Being the teacher in the moment
So the last post The Teachable Moments in Interpretation talks about how a visitor is brought into the experience of slave life through some powerful first person interpretation at Colonial Williamsburg. Now let’s look at how the interpreter makes that happen.
There are two ways that I have seen the enslaved experience interpreted (say that 5 times fast…). There is your first person interpretation where the individual becomes a character real or imagined. With first person there is a theatrical element that you must have because you want to make your audience believe in what you are saying and you want them to be in the moment with you. This is very effective when telling the story of slavery, but it can also go terribly wrong. More on that later. Then there is the third person interpretation where the individual is dressed but they can answer whatever questions you like either as old timey or as modern as you prefer. They can keep it real without keeping it real.
When it comes to interpreting slave life, I like to do third person. For me it’s easier. Plain and simple. Someone may say it’s a cop out but first of all, it’s not as mentally exhausting as first person is. When interpreting the slave experience I need to have all my wits about me. I need to be able to relate to my audience and explain the topic in a way they will understand, which is something you can’t always do in first person. For children, it’s a little bit easier to explain what slavery was about if it’s in third person and I know for some adults it has been easier to talk about slavery’s lasting legacy in third person. As a first person interpreter, I would miss such moments and opportunities to continue a conversation that my work has started.
For others like Greg James who was the interpreter featured in Rachel Manteuffel’s recent article at the Washington Post, or Kitty Wilson-Evans, first person seems to be equally effective as my third person choice. These individuals and others like them fully embrace a particular person and bring that particular story to life so that you meet them, get to know them, and eventually feel their pain. That is an incredible moment in itself to realize you’ve touched someone. Last September at Historic Brattonsville’s annual event By The Sweat of Our Brow: The African American Experience, I had a moment in first person where I made someone cry. The scenario discussed two girls who were separated young by the death of a master and were brought back together in adulthood. The story was one that is common throughout the institution of slavery; Families being torn apart for various reason not knowing if they would see each other ever again. In this particular instance and by giving the audience a happy ending, these two girls reunite. In this last scene to which I was one of the now-adult girls, an older white woman began to cry. After the scene ended, she came up to me and my partner and expressed how much the story touched her. She grew up understanding that slavery was this horror that tore the country apart and how it was awful to own another person, but she never really thought about the individual families that were torn apart and did not get the opportunity to be happily reunited in later years. I saw how first person was an incredible tool and how it is effective.
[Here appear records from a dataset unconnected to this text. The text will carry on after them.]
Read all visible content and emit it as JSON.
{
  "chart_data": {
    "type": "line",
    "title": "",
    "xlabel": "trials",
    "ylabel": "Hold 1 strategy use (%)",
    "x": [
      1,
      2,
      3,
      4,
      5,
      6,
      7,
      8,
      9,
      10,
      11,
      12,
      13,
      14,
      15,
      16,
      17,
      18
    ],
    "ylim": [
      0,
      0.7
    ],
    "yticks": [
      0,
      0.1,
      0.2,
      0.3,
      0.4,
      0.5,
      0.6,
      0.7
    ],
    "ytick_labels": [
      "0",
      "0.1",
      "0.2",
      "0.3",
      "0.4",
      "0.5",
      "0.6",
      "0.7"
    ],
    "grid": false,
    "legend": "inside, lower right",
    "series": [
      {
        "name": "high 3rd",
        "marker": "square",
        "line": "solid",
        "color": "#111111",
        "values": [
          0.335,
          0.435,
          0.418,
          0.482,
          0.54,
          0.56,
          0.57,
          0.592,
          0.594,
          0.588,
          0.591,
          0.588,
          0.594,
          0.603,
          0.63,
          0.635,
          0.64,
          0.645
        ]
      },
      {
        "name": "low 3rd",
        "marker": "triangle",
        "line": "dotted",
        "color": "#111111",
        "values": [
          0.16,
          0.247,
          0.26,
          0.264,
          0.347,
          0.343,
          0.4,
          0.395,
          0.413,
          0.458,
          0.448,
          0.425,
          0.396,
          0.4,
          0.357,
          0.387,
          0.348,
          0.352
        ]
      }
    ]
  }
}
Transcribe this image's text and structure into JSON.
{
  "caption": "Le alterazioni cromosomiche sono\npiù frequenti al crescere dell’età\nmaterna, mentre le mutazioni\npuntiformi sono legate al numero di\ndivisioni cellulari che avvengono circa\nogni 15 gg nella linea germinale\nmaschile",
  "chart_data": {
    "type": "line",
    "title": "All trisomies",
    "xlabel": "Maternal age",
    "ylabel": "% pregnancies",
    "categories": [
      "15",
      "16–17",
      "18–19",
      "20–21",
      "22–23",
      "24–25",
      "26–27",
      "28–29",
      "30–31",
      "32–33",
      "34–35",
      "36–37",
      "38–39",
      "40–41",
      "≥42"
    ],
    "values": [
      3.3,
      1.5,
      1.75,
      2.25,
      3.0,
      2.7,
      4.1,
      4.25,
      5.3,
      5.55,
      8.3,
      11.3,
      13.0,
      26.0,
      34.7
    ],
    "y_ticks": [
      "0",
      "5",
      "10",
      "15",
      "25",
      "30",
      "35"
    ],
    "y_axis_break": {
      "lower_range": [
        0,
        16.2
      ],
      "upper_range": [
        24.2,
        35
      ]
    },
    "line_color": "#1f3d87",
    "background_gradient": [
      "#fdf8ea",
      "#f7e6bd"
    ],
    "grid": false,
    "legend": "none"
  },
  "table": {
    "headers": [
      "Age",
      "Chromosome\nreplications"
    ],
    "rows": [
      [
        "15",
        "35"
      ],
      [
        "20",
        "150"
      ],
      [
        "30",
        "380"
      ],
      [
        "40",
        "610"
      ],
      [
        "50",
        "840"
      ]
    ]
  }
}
But the choice to interpret slave life doesn’t come easy. And it doesn’t come without critics. For me, jokes abound from my friends about “working on the plantation” and being a slave. There are people who sneer when asking me why I would subject myself to such a life. People will look down on you and get it in their mind that it’s okay to really treat you like a slave, that is, to treat you as if you were somehow inferior to them. Greg James stated in this NPR interview that certain clergymen said “this is the past, we don’t need the past to come up again. Let’s just forget about slavery”. Too often you hear the yells of those who want us to forget that slavery ever happened and not mention it because of the stigma attached to it and because it’s painful. For those who interpret first person, this pain is magnified because they must feel it and then share that pain with their audience.
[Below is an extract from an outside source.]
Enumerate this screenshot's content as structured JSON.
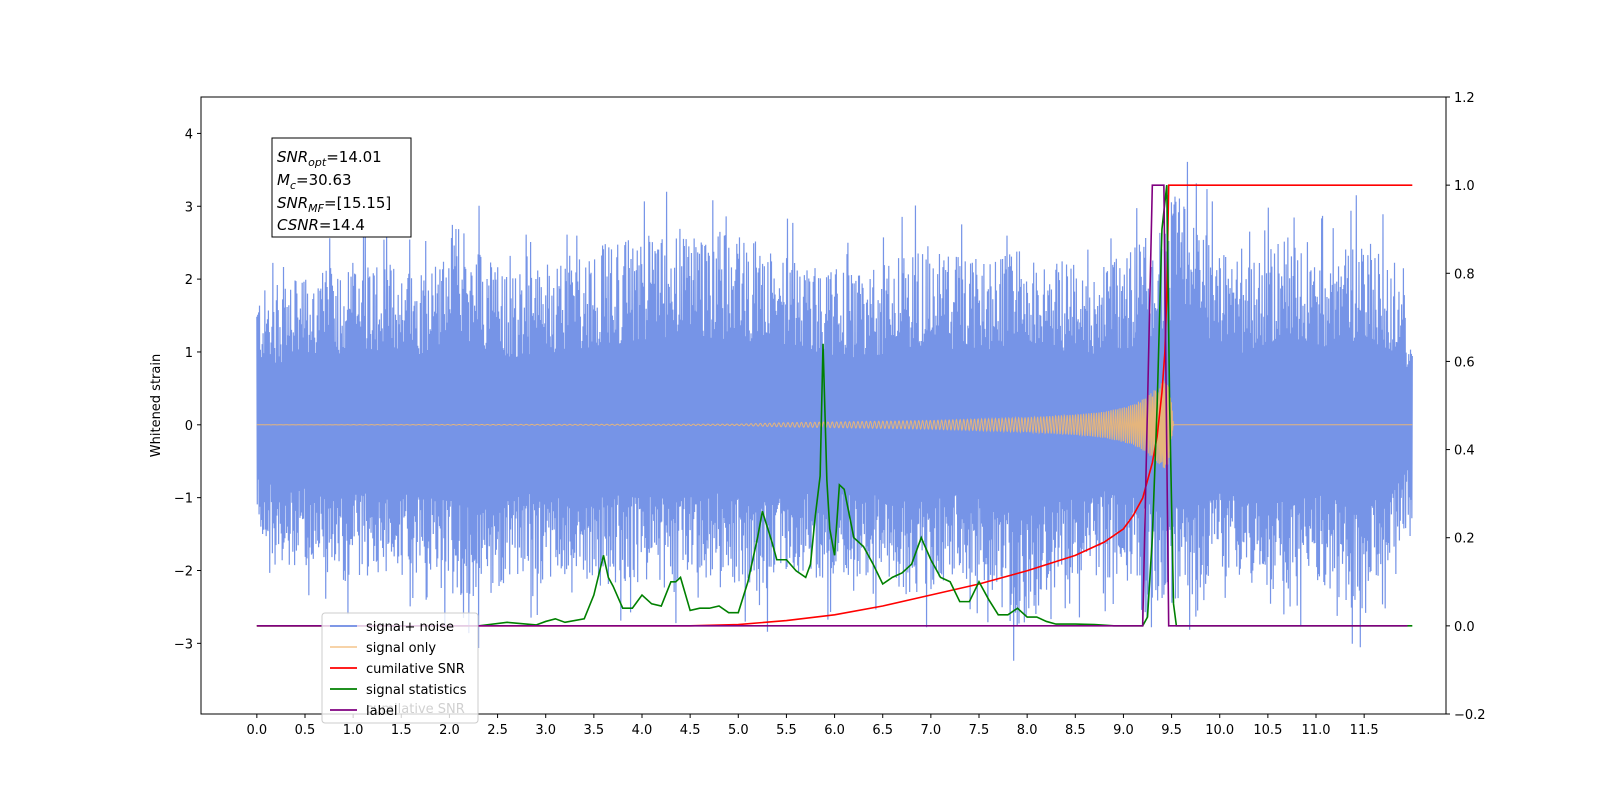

But if we don’t talk about it, and if we ignore slavery, we’ll never know what those millions of slaves endured and never understand their will to survive. We will never know what it was like to come home from a long day in the fields or from doing the masters bidding to see the family that you cherish every day you spend together knowing tomorrow that could change. We will never know the strength of a people who were for so long thought of as property. That’s why we interpret, or at least that’s why I interpret. I want to teach people that slavery was far more than politics and cotton crops. It was about survival, and faith and the human spirit. It was about pain, suffering and triumph. It wasn’t pretty or comfortable but it existed. To simply ignore it would mean simply ignoring those who lived through it and who longed for freedom that would one day come. And I do it to provide teachable moments. Whether it’s to the little girl who wants to buy me (true story) because she wants a slave to clean her room, or to the cocky 8th graders who think they could handle picking 100 lbs of cotton every day, or to the adult who never learned about “that” (whatever “that” is) when they were in school. Interpreting slave life creates these moments and allows me to become the teacher of a subject scorned by many and touched by few.